In children, impetigo is one of the most common skin infections. Typically, the itchy reddish rash appears around the mouth or nose that becomes a fluid-filled blister later. Blisters rupture easily and are covered with honey-colored crust. The lesions are usually well-localized and affect exposed areas of the body: the face and lower extremities. There are typically no systemic manifestations of impetigo.

Patients with scarlet fever usually present with high-grade fever, sore throat, strawberry-like tongue, and a papular, non-confluent rash. The rash typically lasts for 7 to 10 weeks, follows by desquamation. Desquamation can only be observed on the palms and soles.

Soft tissue invasive infections due to S. pyogenes mostly present with shock and multiorgan failure.

Necrotizing fasciitis due to group A streptococcus (S. pyogenes) is a deep-seated infection of the subcutaneous tissue that causes rapid destruction of fascia and fat. Immunocompromised individuals are at increased risk for developing necrotizing fasciitis. Other risk factors include surgical procedures, burns, blunt trauma, and childbirth. Localized pain, necrosis of the infected skin lesion, swelling, redness, increased heart rate, and fever are the typical manifestations of necrotizing fasciitis. In the advanced stage of the disease, a picture of septic shock can be present.

Complications of S. pyogenes infections can be divided into suppurative and non-suppurative complications.

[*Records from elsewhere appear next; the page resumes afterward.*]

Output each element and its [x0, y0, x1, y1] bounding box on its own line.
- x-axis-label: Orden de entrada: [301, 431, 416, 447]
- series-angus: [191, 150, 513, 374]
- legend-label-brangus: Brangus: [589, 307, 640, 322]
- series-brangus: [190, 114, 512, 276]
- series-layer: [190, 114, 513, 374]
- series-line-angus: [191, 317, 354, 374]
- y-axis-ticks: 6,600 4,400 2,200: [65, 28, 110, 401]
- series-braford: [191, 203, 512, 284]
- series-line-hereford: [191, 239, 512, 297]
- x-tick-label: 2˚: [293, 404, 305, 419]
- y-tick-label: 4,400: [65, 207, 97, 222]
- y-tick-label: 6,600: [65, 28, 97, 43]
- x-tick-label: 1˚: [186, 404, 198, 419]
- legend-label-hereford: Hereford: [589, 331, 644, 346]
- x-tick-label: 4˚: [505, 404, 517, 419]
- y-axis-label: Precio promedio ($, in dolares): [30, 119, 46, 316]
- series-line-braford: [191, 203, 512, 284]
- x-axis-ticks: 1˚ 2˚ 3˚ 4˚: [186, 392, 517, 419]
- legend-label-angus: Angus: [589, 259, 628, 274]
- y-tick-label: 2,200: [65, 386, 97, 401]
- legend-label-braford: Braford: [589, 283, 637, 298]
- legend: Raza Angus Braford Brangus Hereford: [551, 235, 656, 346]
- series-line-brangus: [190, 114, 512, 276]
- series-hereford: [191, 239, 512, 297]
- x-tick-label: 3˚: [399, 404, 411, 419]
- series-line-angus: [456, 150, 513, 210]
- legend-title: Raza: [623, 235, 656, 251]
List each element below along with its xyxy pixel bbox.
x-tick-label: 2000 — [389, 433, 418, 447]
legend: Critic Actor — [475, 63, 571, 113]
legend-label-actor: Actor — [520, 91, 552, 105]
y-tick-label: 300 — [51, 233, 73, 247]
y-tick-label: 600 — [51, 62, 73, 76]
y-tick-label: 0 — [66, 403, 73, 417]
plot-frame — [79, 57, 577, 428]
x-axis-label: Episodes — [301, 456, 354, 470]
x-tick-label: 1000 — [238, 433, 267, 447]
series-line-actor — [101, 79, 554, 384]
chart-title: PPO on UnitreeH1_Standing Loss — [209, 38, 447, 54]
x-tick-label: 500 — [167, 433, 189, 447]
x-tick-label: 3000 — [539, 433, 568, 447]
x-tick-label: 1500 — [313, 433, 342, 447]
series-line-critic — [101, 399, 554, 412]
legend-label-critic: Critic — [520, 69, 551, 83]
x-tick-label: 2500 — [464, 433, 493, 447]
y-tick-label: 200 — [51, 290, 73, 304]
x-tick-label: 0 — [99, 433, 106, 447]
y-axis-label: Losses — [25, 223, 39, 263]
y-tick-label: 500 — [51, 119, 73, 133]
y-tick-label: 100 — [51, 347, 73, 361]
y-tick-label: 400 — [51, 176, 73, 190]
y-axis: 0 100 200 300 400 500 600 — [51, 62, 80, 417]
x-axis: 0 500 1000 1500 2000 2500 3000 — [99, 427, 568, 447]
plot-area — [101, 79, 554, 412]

Suppurative complications include peritonsillar abscess, peritonsillar cellulitis, retropharyngeal abscess, otitis media and sinusitis, uvulitis, cervical lymphadenitis, meningitis, brain abscess, arthritis, endocarditis, osteomyelitis, and liver abscess.

Non-suppurative complications are rheumatic fever, post-streptococcal glomerulonephritis, PANDAS (pediatric autoimmune neuropsychiatric disorders associated with streptococcal infections), Sydenham chorea, and other autoimmune movement disorders.